README.md

cloudos

Lifecycle: 
stable R build
status

cloudos R package makes it easy to interact with Lifebit’s CloudOS platform in an R environment.

Installation

You can install the latest release of cloudos from:

install.packages("cloudos")
 conda install -c conda-forge r-cloudos
if (!require(remotes)) { install.packages("remotes") }
  remotes::install_github("lifebit-ai/cloudos")

Alternatively, you can install the latest development version of cloudos:

git clone https://github.com/lifebit-ai/cloudos
cd cloudos
git checkout origin/devel
Rscript -e 'devtools::install(".")'

Usage

Below is a demonstration of how the cloudos package can be used.

Load the library

library(cloudos)
#> 
#> Welcome to Lifebit's CloudOS R client 
#> For Documentation visit - https://lifebit-ai.github.io/cloudos/ 
#> This package is under active development. If you found any issues, 
#> Please reach out here - https://github.com/lifebit-ai/cloudos/issues
library(knitr) # For better visualization of wide dataframes in this README examples
library(magrittr) # For pipe

Configure CloudOS

This package is primarily a means of communicating with a CloudOS instance using it’s API. Before it can communicate with the CloudOS instance, the package must be configured with some key information: - The CloudOS base URL. This is the URL in your browser when you navigate to the Cohort Browser in CloudOS. Often of the form https://my_instance.lifebit.ai/app/cohort-browser. - The CloudOS token. Navigate to settings page in CloudOS to generate an API key you can use as your token (see image below). - The CloudOS team ID. Also found in the settings page in CloudOS labelled as the “Workspace ID” (see image below).

CloudOS settings page

The package will look for this information in the following locations in this order:

  1. From environment variables CLOUDOS_BASEURL, CLOUDOS_TOKEN, and CLOUDOS_TEAMID.
  2. From a cloudos configuration file.

There are three ways to configure the package:

  1. Add them to ~/.Renviron in the following way, which will load the environment variables on beginning of the R-session
CLOUDOS_BASEURL="xxx"
CLOUDOS_TOKEN="xxx"
CLOUDOS_TEAMID="xxx"
  1. Add them during an R session using Sys.setenv(ENV_VAR = "env_var_value")
Sys.setenv(CLOUDOS_BASEURL = "xxx")
Sys.setenv(CLOUDOS_TOKEN = "xxx")
Sys.setenv(CLOUDOS_TEAMID = "xxx")
  1. Use the function cloudos_configure(), which will create a ~/.cloudos/config that will persist between R sessions and be read from each time (Recommended way if you are using multiple cloudos clients).
cloudos_configure(base_url = "xxx",
                  token = "xxx",
                  team_id = "xxx")

Application - Cohort Browser

Below information is out of date, please refer to the latest function docs.

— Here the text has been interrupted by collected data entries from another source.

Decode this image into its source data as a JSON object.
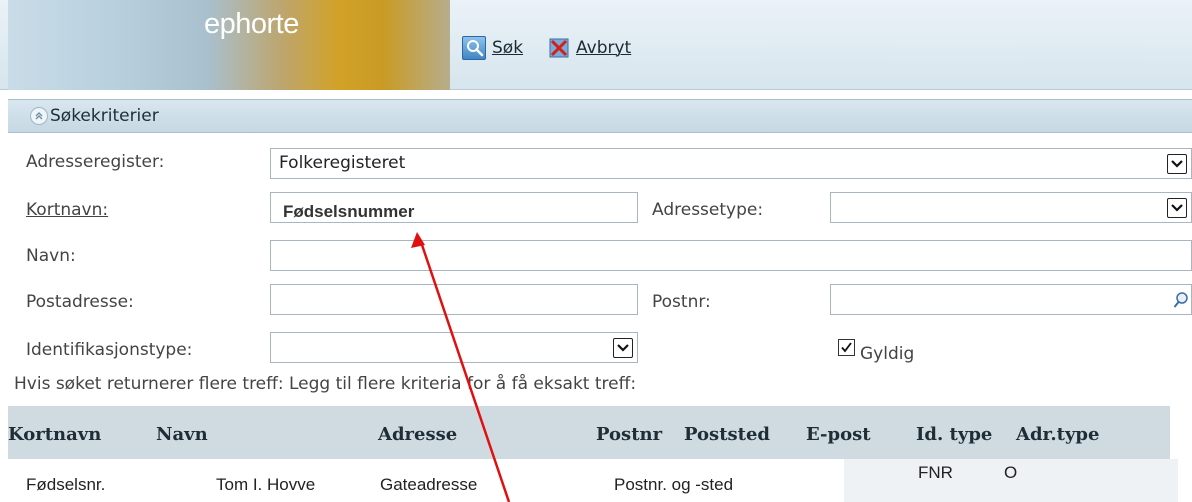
{
  "toolbar": {
    "logo_text": "ephorte",
    "search_label": "Søk",
    "cancel_label": "Avbryt"
  },
  "section": {
    "title": "Søkekriterier"
  },
  "form": {
    "adresseregister_label": "Adresseregister:",
    "adresseregister_value": "Folkeregisteret",
    "kortnavn_label": "Kortnavn:",
    "kortnavn_overlay": "Fødselsnummer",
    "adressetype_label": "Adressetype:",
    "navn_label": "Navn:",
    "postadresse_label": "Postadresse:",
    "postnr_label": "Postnr:",
    "identifikasjonstype_label": "Identifikasjonstype:",
    "gyldig_label": "Gyldig",
    "gyldig_checked": true,
    "hint": "Hvis søket returnerer flere treff: Legg til flere kriteria for å få eksakt treff:"
  },
  "results": {
    "columns": [
      "Kortnavn",
      "Navn",
      "Adresse",
      "Postnr",
      "Poststed",
      "E-post",
      "Id. type",
      "Adr.type"
    ],
    "rows": [
      {
        "kortnavn": "Fødselsnr.",
        "navn": "Tom I. Hovve",
        "adresse": "Gateadresse",
        "poststed": "Postnr. og -sted",
        "idtype": "FNR",
        "adrtype": "O"
      }
    ]
  },
  "colors": {
    "annotation_arrow": "#e01010",
    "section_header": "#c6d8e4",
    "results_header": "#cfdae1"
  }
}
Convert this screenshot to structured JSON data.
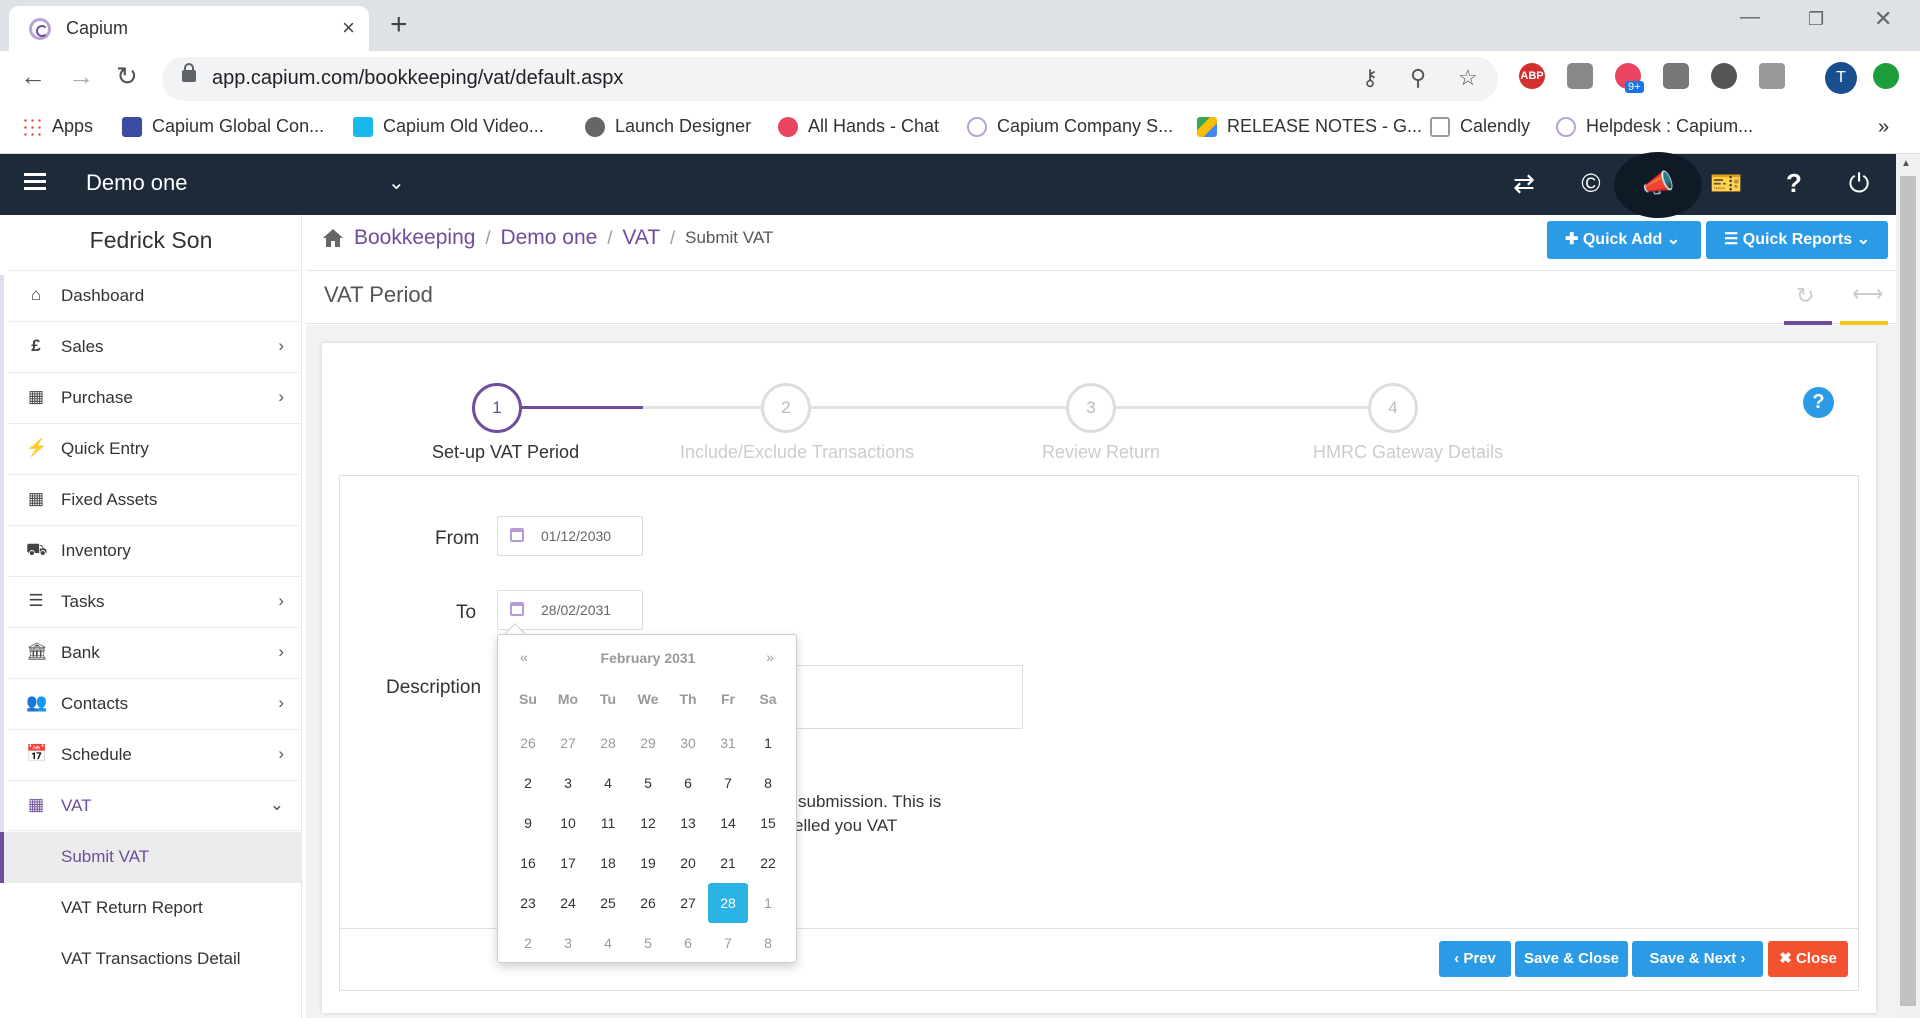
{
  "browser": {
    "tab_title": "Capium",
    "tab_close": "×",
    "new_tab": "+",
    "url": "app.capium.com/bookkeeping/vat/default.aspx",
    "ext_abp": "ABP",
    "ext_badge": "9+",
    "profile_initial": "T",
    "bookmarks": [
      {
        "label": "Apps"
      },
      {
        "label": "Capium Global Con..."
      },
      {
        "label": "Capium Old Video..."
      },
      {
        "label": "Launch Designer"
      },
      {
        "label": "All Hands - Chat"
      },
      {
        "label": "Capium Company S..."
      },
      {
        "label": "RELEASE NOTES - G..."
      },
      {
        "label": "Calendly"
      },
      {
        "label": "Helpdesk : Capium..."
      }
    ],
    "bookmarks_more": "»"
  },
  "header": {
    "org_name": "Demo one"
  },
  "sidebar": {
    "user_name": "Fedrick Son",
    "items": [
      {
        "label": "Dashboard",
        "icon": "dashboard-icon"
      },
      {
        "label": "Sales",
        "icon": "pound-icon"
      },
      {
        "label": "Purchase",
        "icon": "grid-icon"
      },
      {
        "label": "Quick Entry",
        "icon": "bolt-icon"
      },
      {
        "label": "Fixed Assets",
        "icon": "building-icon"
      },
      {
        "label": "Inventory",
        "icon": "truck-icon"
      },
      {
        "label": "Tasks",
        "icon": "tasks-icon"
      },
      {
        "label": "Bank",
        "icon": "bank-icon"
      },
      {
        "label": "Contacts",
        "icon": "users-icon"
      },
      {
        "label": "Schedule",
        "icon": "calendar-icon"
      },
      {
        "label": "VAT",
        "icon": "calculator-icon"
      }
    ],
    "sub_items": [
      {
        "label": "Submit VAT",
        "active": true
      },
      {
        "label": "VAT Return Report",
        "active": false
      },
      {
        "label": "VAT Transactions Detail",
        "active": false
      }
    ]
  },
  "breadcrumb": {
    "items": [
      "Bookkeeping",
      "Demo one",
      "VAT"
    ],
    "current": "Submit VAT",
    "separator": "/"
  },
  "toolbar": {
    "quick_add": "Quick Add",
    "quick_reports": "Quick Reports"
  },
  "page": {
    "section_title": "VAT Period"
  },
  "wizard": {
    "steps": [
      {
        "number": "1",
        "label": "Set-up VAT Period",
        "active": true
      },
      {
        "number": "2",
        "label": "Include/Exclude Transactions",
        "active": false
      },
      {
        "number": "3",
        "label": "Review Return",
        "active": false
      },
      {
        "number": "4",
        "label": "HMRC Gateway Details",
        "active": false
      }
    ],
    "help": "?"
  },
  "form": {
    "from_label": "From",
    "from_value": "01/12/2030",
    "to_label": "To",
    "to_value": "28/02/2031",
    "description_label": "Description",
    "partial_text_1": "submission. This is",
    "partial_text_2": "elled you VAT"
  },
  "datepicker": {
    "title": "February 2031",
    "prev": "«",
    "next": "»",
    "weekdays": [
      "Su",
      "Mo",
      "Tu",
      "We",
      "Th",
      "Fr",
      "Sa"
    ],
    "weeks": [
      [
        "26",
        "27",
        "28",
        "29",
        "30",
        "31",
        "1"
      ],
      [
        "2",
        "3",
        "4",
        "5",
        "6",
        "7",
        "8"
      ],
      [
        "9",
        "10",
        "11",
        "12",
        "13",
        "14",
        "15"
      ],
      [
        "16",
        "17",
        "18",
        "19",
        "20",
        "21",
        "22"
      ],
      [
        "23",
        "24",
        "25",
        "26",
        "27",
        "28",
        "1"
      ],
      [
        "2",
        "3",
        "4",
        "5",
        "6",
        "7",
        "8"
      ]
    ],
    "selected": "28"
  },
  "footer": {
    "prev": "Prev",
    "save_close": "Save & Close",
    "save_next": "Save & Next",
    "close": "Close"
  },
  "colors": {
    "brand_purple": "#6f4c9c",
    "header_bg": "#1c2a3a",
    "button_blue": "#2b9be6",
    "close_red": "#f2522e",
    "selected_day": "#2ab4e6"
  }
}
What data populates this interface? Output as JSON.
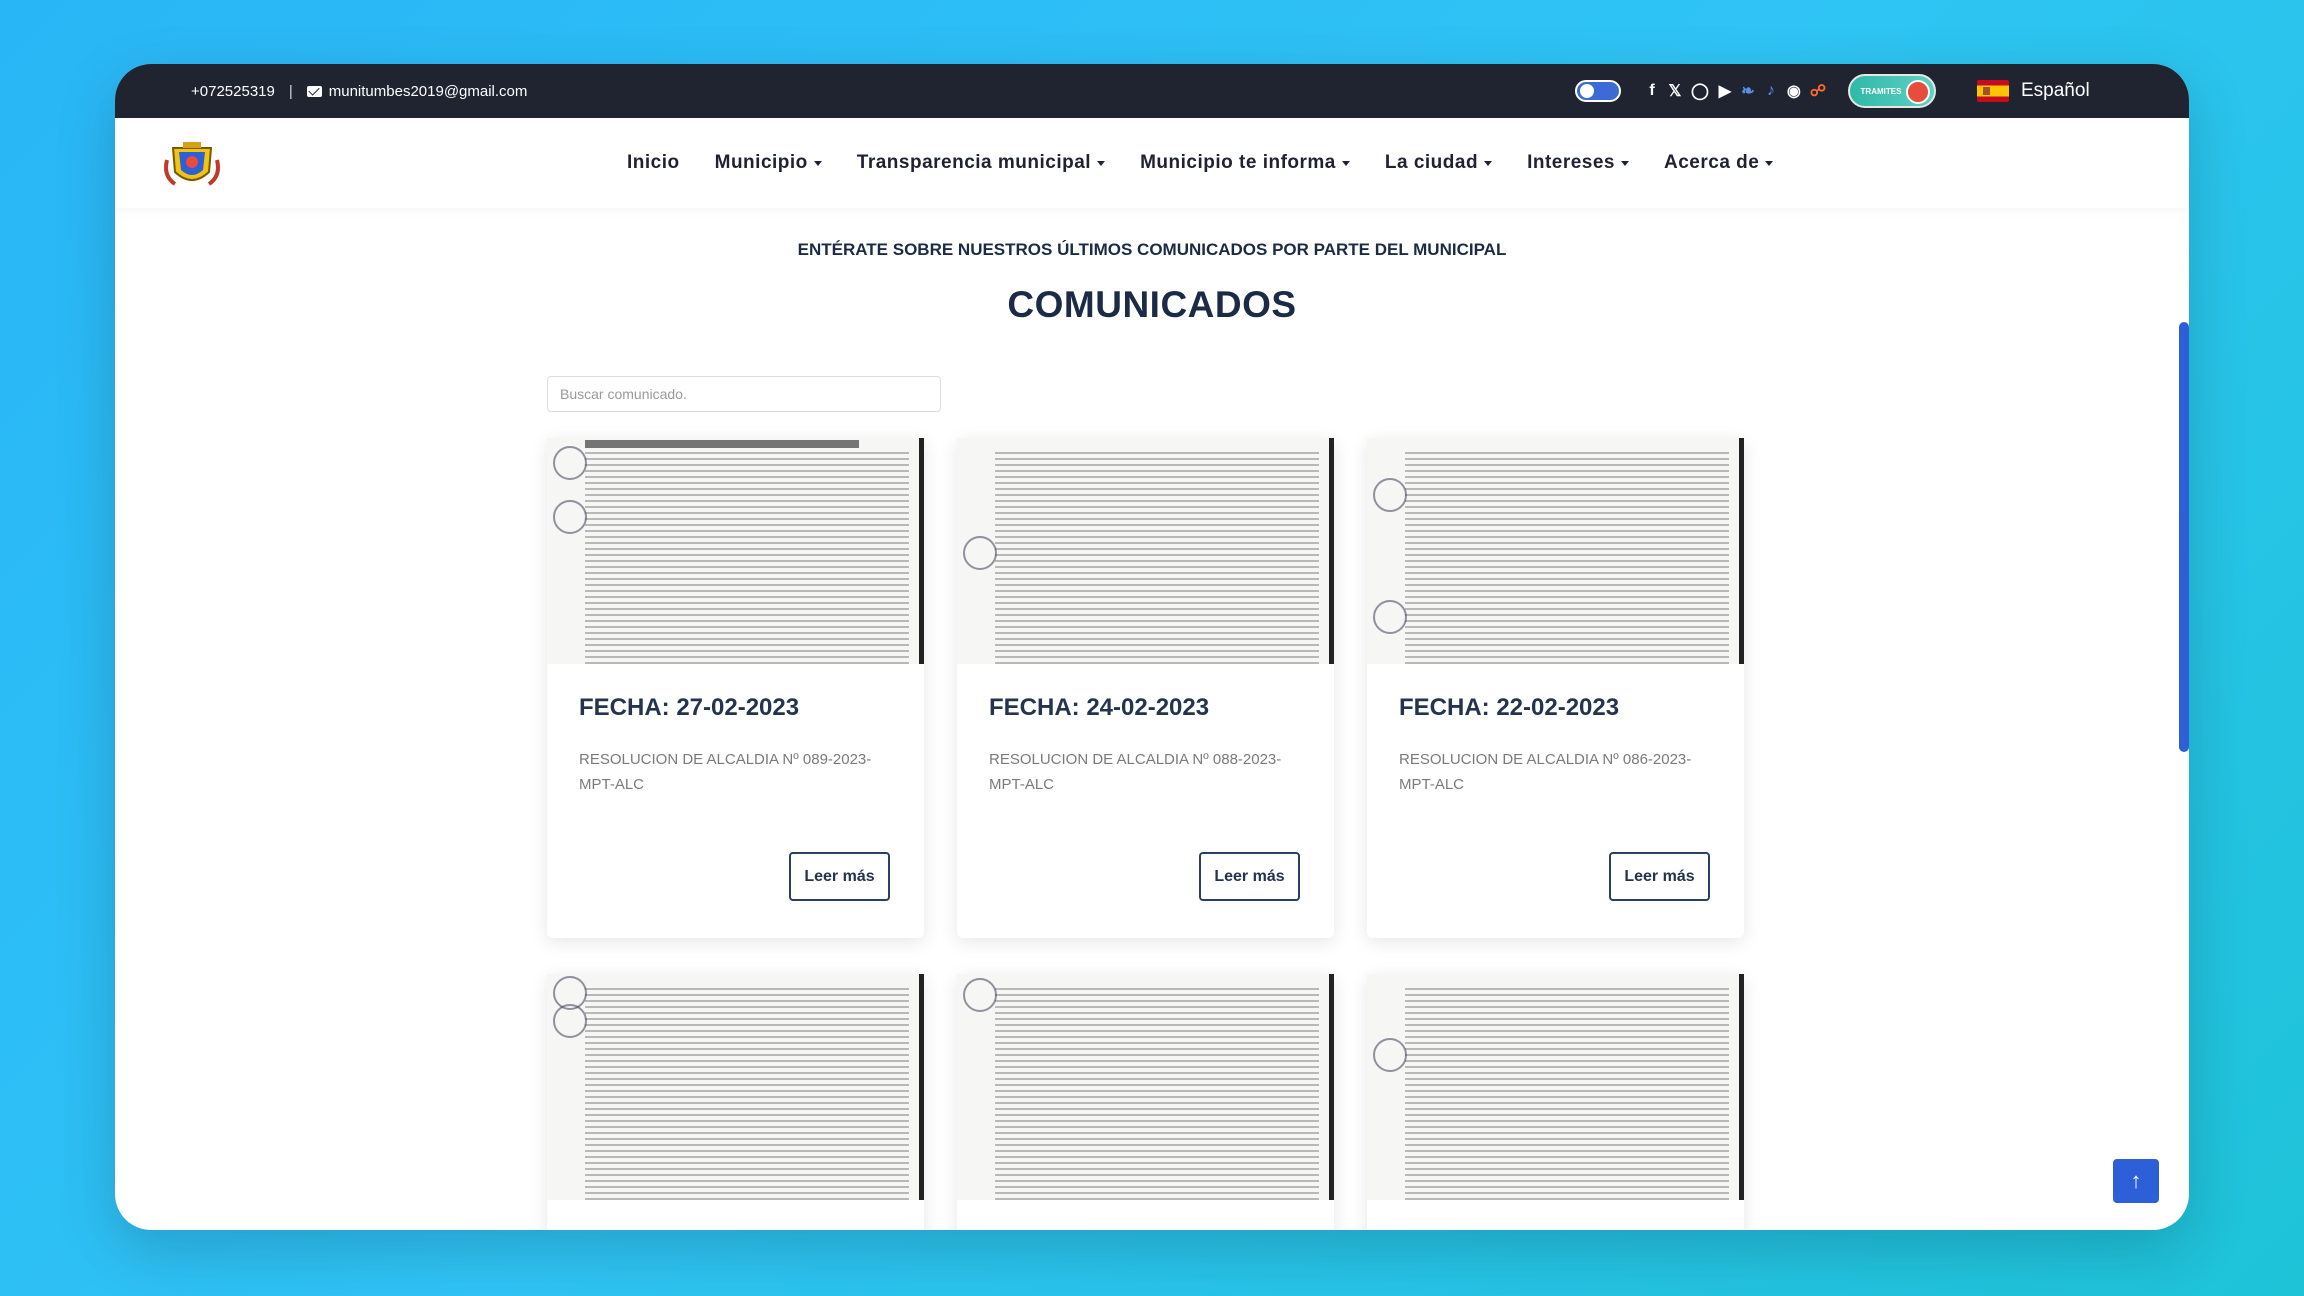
{
  "topbar": {
    "phone": "+072525319",
    "separator": "|",
    "email": "munitumbes2019@gmail.com",
    "social_icons": [
      "facebook-icon",
      "twitter-icon",
      "instagram-icon",
      "youtube-icon",
      "bluesky-icon",
      "tiktok-icon",
      "web-icon",
      "link-icon"
    ],
    "tramite_label": "TRAMITES",
    "language": "Español"
  },
  "nav": {
    "items": [
      {
        "label": "Inicio",
        "dropdown": false
      },
      {
        "label": "Municipio",
        "dropdown": true
      },
      {
        "label": "Transparencia municipal",
        "dropdown": true
      },
      {
        "label": "Municipio te informa",
        "dropdown": true
      },
      {
        "label": "La ciudad",
        "dropdown": true
      },
      {
        "label": "Intereses",
        "dropdown": true
      },
      {
        "label": "Acerca de",
        "dropdown": true
      }
    ]
  },
  "page": {
    "subtitle": "ENTÉRATE SOBRE NUESTROS ÚLTIMOS COMUNICADOS POR PARTE DEL MUNICIPAL",
    "title": "COMUNICADOS",
    "search_placeholder": "Buscar comunicado."
  },
  "cards": [
    {
      "date": "FECHA: 27-02-2023",
      "description": "RESOLUCION DE ALCALDIA Nº 089-2023-MPT-ALC",
      "button": "Leer más"
    },
    {
      "date": "FECHA: 24-02-2023",
      "description": "RESOLUCION DE ALCALDIA Nº 088-2023-MPT-ALC",
      "button": "Leer más"
    },
    {
      "date": "FECHA: 22-02-2023",
      "description": "RESOLUCION DE ALCALDIA Nº 086-2023-MPT-ALC",
      "button": "Leer más"
    }
  ],
  "colors": {
    "topbar_bg": "#1f2430",
    "heading": "#1c2b45",
    "accent": "#2c5fd8",
    "background_gradient_start": "#29b6f6",
    "background_gradient_end": "#1ec3d8"
  }
}
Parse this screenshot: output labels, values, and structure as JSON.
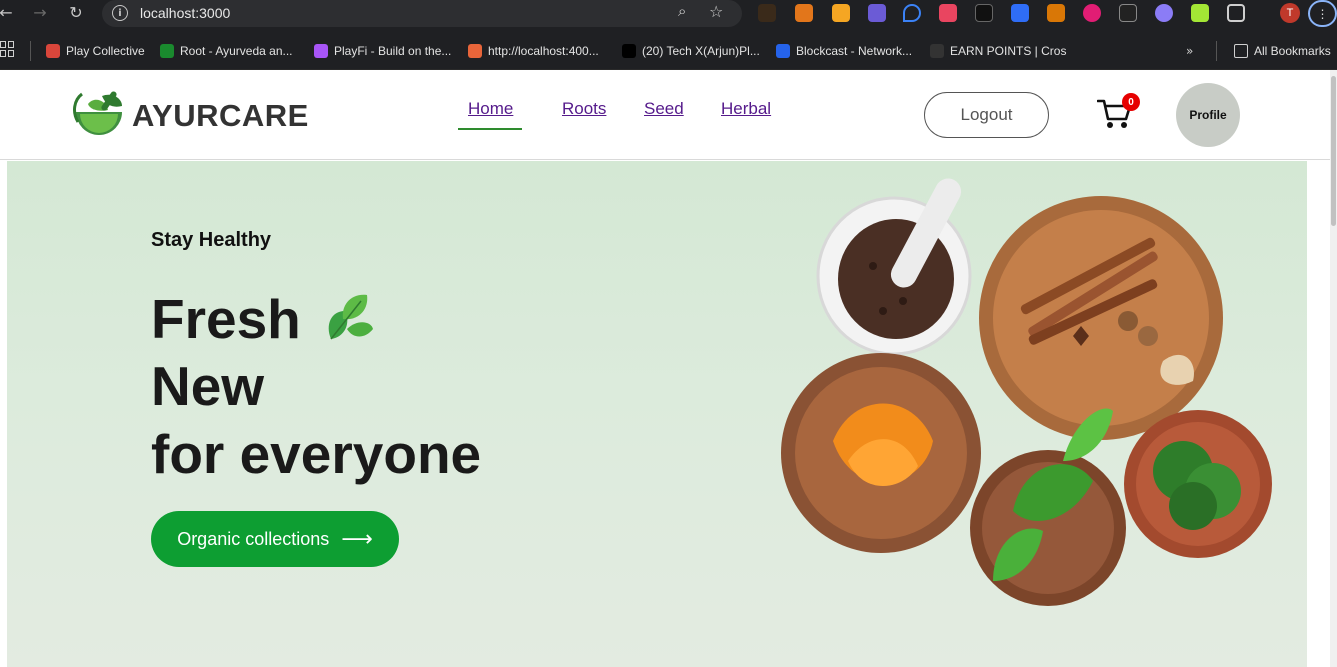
{
  "browser": {
    "url": "localhost:3000",
    "bookmarks": [
      {
        "label": "Play Collective",
        "color": "#d9463b"
      },
      {
        "label": "Root - Ayurveda an...",
        "color": "#1a8a2e"
      },
      {
        "label": "PlayFi - Build on the...",
        "color": "#a855f7"
      },
      {
        "label": "http://localhost:400...",
        "color": "#e8653a"
      },
      {
        "label": "(20) Tech X(Arjun)Pl...",
        "color": "#000000"
      },
      {
        "label": "Blockcast - Network...",
        "color": "#2563eb"
      },
      {
        "label": "EARN POINTS | Cros",
        "color": "#333333"
      }
    ],
    "all_bookmarks_label": "All Bookmarks",
    "profile_initial": "T"
  },
  "header": {
    "brand": "AYURCARE",
    "nav": [
      "Home",
      "Roots",
      "Seed",
      "Herbal"
    ],
    "logout_label": "Logout",
    "cart_count": "0",
    "profile_label": "Profile",
    "colors": {
      "accent": "#0d9e32",
      "link": "#551a8b"
    }
  },
  "hero": {
    "tagline": "Stay Healthy",
    "headline": [
      "Fresh",
      "New",
      "for everyone"
    ],
    "cta_label": "Organic collections",
    "cta_icon": "arrow-right-icon"
  }
}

Cohort Browser is part of Lifebit’s CloudOS offering. Let’s explore how to interact with this in R environment.

List Cohorts

To check list of available cohorts in a workspace.

cohorts <- cb_list_cohorts()
#> Total number of cohorts found: 3. Showing 10 by default. Change 'size' parameter to return more.
cohorts %>% head(n=5) %>% kable()

| id | name | description | number_of_participants | number_of_filters | created_at | updated_at | |:-------------------------|:-----------|:----------------------------------------------------|-------------------------:|--------------------:|:-------------------------|:-------------------------| | 610d3004597aa12e251abdf2 | cohort-hms | This cohort is for testing purpose, created from R. | 20778 | 0 | 2021-08-06T12:50:12.242Z | 2021-08-06T13:25:00.192Z | | 610ac00edb7c7a1d9d0c309f | il_test01 | NA | 415 | 2 | 2021-08-04T16:27:58.708Z | 2021-08-04T16:30:06.253Z | | 60feab0767a6666b8bf9e11b | Manos Test | NA | 530 | 0 | 2021-07-26T12:31:03.458Z | 2021-08-04T13:02:46.731Z |

Create a cohort

To create a new cohort.

my_cohort <- cb_create_cohort(cohort_name = "Cohort-R",
                             cohort_desc = "This cohort is for testing purpose, created from R.")
#> Cohort created successfully.
my_cohort
#> Cohort ID:  610d47d7597aa12e251abdf4 
#> Cohort Name:  Cohort-R 
#> Cohort Description:  This cohort is for testing purpose, created from R. 
#> Number of phenotypes in query:  1 
#> Cohort Browser version:  v2

Get a cohort

Get a available cohort in to a cohort R object. This cohort object can be used in many different other functions.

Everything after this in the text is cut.